B. Results and Analysis
Table I shows the mIoU results of GMM-BPA, compared with other SOTA works. Our approach CLIP-ES+BPACAM achieves superior on VOC [12](mIoU of 74.8% on the val set and 74.9% on the test set.) and MSCOCO [13] (mIoU of 46.8%). With BPACAM, CLIP-ES improves by 1.6% on the COCO [13] val set. Similar improvement shows on IRN and AMN. Specifically, IRN + BPACAM has increased by around 1.3% on COCO [13] and 7.5% on VOC [12] test and AMN + BPACAM has 1.9% and 3.6% correspondingly.
C. Ablation Study
Our ablation study focuses on the number of distributions and the number of bootstrap sampling iterations. We experimented with IRN on voc val and test set.

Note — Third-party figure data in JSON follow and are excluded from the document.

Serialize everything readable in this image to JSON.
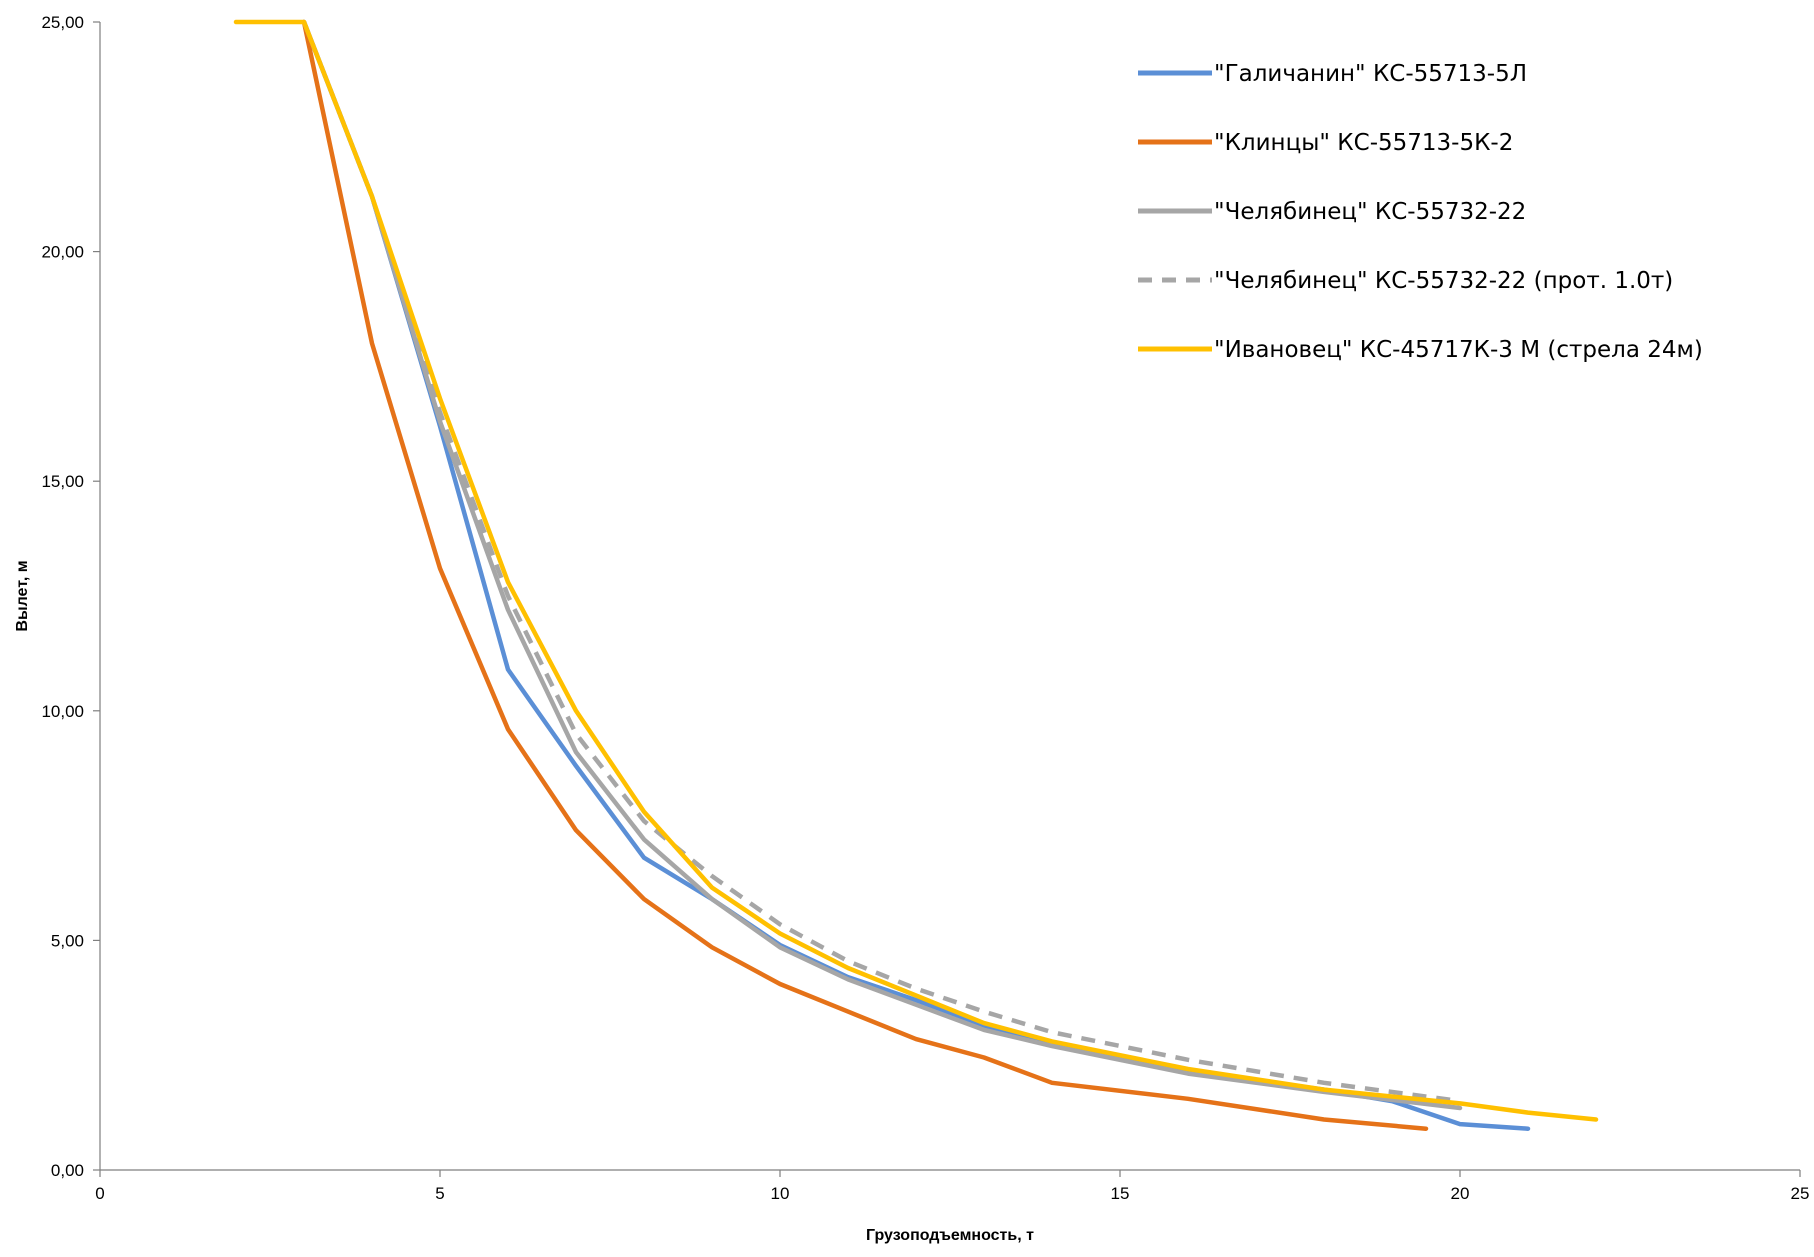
{
  "chart_data": {
    "type": "line",
    "title": "",
    "xlabel": "Грузоподъемность, т",
    "ylabel": "Вылет, м",
    "xlim": [
      0,
      25
    ],
    "ylim": [
      0,
      25
    ],
    "x_ticks": [
      "0",
      "5",
      "10",
      "15",
      "20",
      "25"
    ],
    "y_ticks": [
      "0,00",
      "5,00",
      "10,00",
      "15,00",
      "20,00",
      "25,00"
    ],
    "grid": false,
    "legend_position": "top-right",
    "series": [
      {
        "name": "\"Галичанин\" КС-55713-5Л",
        "color": "#5B8FD6",
        "dash": "solid",
        "points": [
          [
            3,
            25
          ],
          [
            4,
            21.2
          ],
          [
            5,
            16.2
          ],
          [
            6,
            10.9
          ],
          [
            7,
            8.8
          ],
          [
            8,
            6.8
          ],
          [
            9,
            5.9
          ],
          [
            10,
            4.9
          ],
          [
            11,
            4.2
          ],
          [
            12,
            3.7
          ],
          [
            13,
            3.15
          ],
          [
            14,
            2.75
          ],
          [
            16,
            2.15
          ],
          [
            18,
            1.75
          ],
          [
            19,
            1.5
          ],
          [
            20,
            1.0
          ],
          [
            21,
            0.9
          ]
        ]
      },
      {
        "name": "\"Клинцы\" КС-55713-5К-2",
        "color": "#E57218",
        "dash": "solid",
        "points": [
          [
            3,
            25
          ],
          [
            4,
            18.0
          ],
          [
            5,
            13.1
          ],
          [
            6,
            9.6
          ],
          [
            7,
            7.4
          ],
          [
            8,
            5.9
          ],
          [
            9,
            4.85
          ],
          [
            10,
            4.05
          ],
          [
            11,
            3.45
          ],
          [
            12,
            2.85
          ],
          [
            13,
            2.45
          ],
          [
            14,
            1.9
          ],
          [
            16,
            1.55
          ],
          [
            18,
            1.1
          ],
          [
            19.5,
            0.9
          ]
        ]
      },
      {
        "name": "\"Челябинец\" КС-55732-22",
        "color": "#A6A6A6",
        "dash": "solid",
        "points": [
          [
            3,
            25
          ],
          [
            4,
            21.2
          ],
          [
            5,
            16.3
          ],
          [
            6,
            12.2
          ],
          [
            7,
            9.1
          ],
          [
            8,
            7.2
          ],
          [
            9,
            5.9
          ],
          [
            10,
            4.85
          ],
          [
            11,
            4.15
          ],
          [
            12,
            3.6
          ],
          [
            13,
            3.05
          ],
          [
            14,
            2.7
          ],
          [
            16,
            2.1
          ],
          [
            18,
            1.7
          ],
          [
            20,
            1.35
          ]
        ]
      },
      {
        "name": "\"Челябинец\" КС-55732-22 (прот. 1.0т)",
        "color": "#A6A6A6",
        "dash": "dashed",
        "points": [
          [
            3,
            25
          ],
          [
            4,
            21.2
          ],
          [
            5,
            16.5
          ],
          [
            6,
            12.5
          ],
          [
            7,
            9.5
          ],
          [
            8,
            7.6
          ],
          [
            9,
            6.4
          ],
          [
            10,
            5.35
          ],
          [
            11,
            4.55
          ],
          [
            12,
            3.95
          ],
          [
            13,
            3.45
          ],
          [
            14,
            3.0
          ],
          [
            16,
            2.4
          ],
          [
            18,
            1.9
          ],
          [
            20,
            1.5
          ]
        ]
      },
      {
        "name": "\"Ивановец\" КС-45717К-3 М (стрела 24м)",
        "color": "#FFC000",
        "dash": "solid",
        "points": [
          [
            2,
            25
          ],
          [
            3,
            25
          ],
          [
            4,
            21.2
          ],
          [
            5,
            16.8
          ],
          [
            6,
            12.8
          ],
          [
            7,
            10.0
          ],
          [
            8,
            7.8
          ],
          [
            9,
            6.15
          ],
          [
            10,
            5.15
          ],
          [
            11,
            4.4
          ],
          [
            12,
            3.8
          ],
          [
            13,
            3.2
          ],
          [
            14,
            2.8
          ],
          [
            16,
            2.2
          ],
          [
            18,
            1.75
          ],
          [
            20,
            1.45
          ],
          [
            21,
            1.25
          ],
          [
            22,
            1.1
          ]
        ]
      }
    ]
  }
}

We set the GF and GB to values of 8, 12, 16. The performance is not sensitive to the number when bootstrapped once, with a performance of about 72% on the VOC [12] test. We achieve the best performance when GF and GB are set to 12, resulting in a mIoU of 71.7% on the VOC [12] test set. When the bootstrap strategy is applied, an average improvement of 0.5% is observed, indicating that bootstrap provides a more robust estimation.
Conclusion
In this paper, we introduce the GMM-BPA strategy, designed to harness both instance-specific and contextual knowledge. The essence of our methodology lies in the integration of GMM-based feature extraction with prototype learning. Our approach has been rigorously evaluated on two benchmark datasets, and the results demonstrate that it surpasses current state-of-the-art techniques in terms of performance.